The law says there is a donatio mortis causa if:
- the intended gift is made in contemplation of impending death;
- it is a gift that will become absolute on the giver’s death, but can be revoked at any time before then (and becomes ineffective if the intended recipient dies first);
- The subject matter of the gift, or the ‘essential indicia’ of ownership of it, has been handed over in a way that amounts to parting with not just physical possession but with ‘dominion’ over the gift.
A recent case in the High Court: Vallee v Birchwood [2013] EWHC 1449 (Ch) brought this aspect of the law to attention.
When an adopted daughter, who lived abroad, visited her father in the UK she was told that as he did not expect to live much longer he wanted her to have his house when he died. He gave her the title deeds, a key to the house, his war medals and a photo album.
Around four months later when he died intestate his daughter claimed he had made a donatio mortis causa which would have meant the property went straight to her, rather than into her father’s estate.
The High Court found in her favour because:
- A person can make a gift in contemplation of impending death without expecting it to happen soon, therefore the father’s death was ‘impending’, even though it took place four months after the alleged donatio mortis causa. It was the giver’s motivation that was relevant.

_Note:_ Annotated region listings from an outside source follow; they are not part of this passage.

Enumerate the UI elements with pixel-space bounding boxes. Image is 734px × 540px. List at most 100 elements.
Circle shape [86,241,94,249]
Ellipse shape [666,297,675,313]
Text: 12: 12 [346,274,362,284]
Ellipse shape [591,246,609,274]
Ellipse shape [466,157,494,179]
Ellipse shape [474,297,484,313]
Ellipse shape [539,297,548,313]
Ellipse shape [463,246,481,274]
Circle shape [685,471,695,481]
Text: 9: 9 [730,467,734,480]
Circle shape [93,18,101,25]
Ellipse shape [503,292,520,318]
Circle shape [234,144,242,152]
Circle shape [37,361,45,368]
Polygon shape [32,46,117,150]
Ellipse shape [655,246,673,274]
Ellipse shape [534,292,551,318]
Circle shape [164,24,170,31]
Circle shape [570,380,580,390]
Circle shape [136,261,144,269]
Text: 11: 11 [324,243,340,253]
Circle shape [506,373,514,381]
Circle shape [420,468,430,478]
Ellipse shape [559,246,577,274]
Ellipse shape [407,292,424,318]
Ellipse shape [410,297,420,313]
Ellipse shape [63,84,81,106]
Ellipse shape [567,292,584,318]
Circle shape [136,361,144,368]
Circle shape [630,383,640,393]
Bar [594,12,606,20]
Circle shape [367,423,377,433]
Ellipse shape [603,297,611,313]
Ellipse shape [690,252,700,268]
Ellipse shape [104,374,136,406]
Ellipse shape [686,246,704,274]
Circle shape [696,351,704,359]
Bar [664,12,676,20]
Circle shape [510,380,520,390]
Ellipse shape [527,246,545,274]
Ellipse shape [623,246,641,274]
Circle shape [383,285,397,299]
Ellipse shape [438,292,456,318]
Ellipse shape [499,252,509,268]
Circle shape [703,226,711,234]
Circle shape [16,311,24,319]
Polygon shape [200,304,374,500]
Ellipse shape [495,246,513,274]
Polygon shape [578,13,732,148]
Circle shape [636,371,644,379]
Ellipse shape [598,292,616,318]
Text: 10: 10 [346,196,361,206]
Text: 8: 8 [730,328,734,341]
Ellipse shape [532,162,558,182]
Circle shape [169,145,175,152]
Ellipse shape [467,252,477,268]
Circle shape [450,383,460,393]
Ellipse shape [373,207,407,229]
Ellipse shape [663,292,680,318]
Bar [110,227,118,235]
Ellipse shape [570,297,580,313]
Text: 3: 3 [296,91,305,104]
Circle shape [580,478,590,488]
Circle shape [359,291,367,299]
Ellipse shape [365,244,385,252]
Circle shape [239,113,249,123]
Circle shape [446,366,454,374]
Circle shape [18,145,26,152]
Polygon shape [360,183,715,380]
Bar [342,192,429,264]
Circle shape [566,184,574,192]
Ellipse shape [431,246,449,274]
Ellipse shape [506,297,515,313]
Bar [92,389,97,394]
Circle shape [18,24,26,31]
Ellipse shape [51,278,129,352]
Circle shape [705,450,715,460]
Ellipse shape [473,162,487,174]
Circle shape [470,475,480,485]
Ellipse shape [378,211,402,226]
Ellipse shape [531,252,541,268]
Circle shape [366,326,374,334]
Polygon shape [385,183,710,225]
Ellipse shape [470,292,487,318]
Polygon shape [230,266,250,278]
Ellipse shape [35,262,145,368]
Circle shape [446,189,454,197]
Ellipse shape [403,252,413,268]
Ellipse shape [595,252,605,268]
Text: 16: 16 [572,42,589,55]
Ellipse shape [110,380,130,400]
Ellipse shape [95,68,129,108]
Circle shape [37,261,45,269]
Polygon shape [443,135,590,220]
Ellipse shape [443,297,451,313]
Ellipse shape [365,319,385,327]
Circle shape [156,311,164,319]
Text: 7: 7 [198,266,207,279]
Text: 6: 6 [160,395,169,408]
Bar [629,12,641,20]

- Even though the father continued to live in the property the title deeds to the property amounted to ‘essential indicia’ of ownership, and handing them over amounted to a parting with the dominion over the land.
- It did not matter if the words of gift and the delivery of the subject matter do not take place at the same time, or if the recipient of the gift already holds them for another reason when the purported donatio mortis causa is made.
Of course if the father had made a will and named his daughter as the beneficiary of the house and other items, she would have received her inheritance without having to go to court.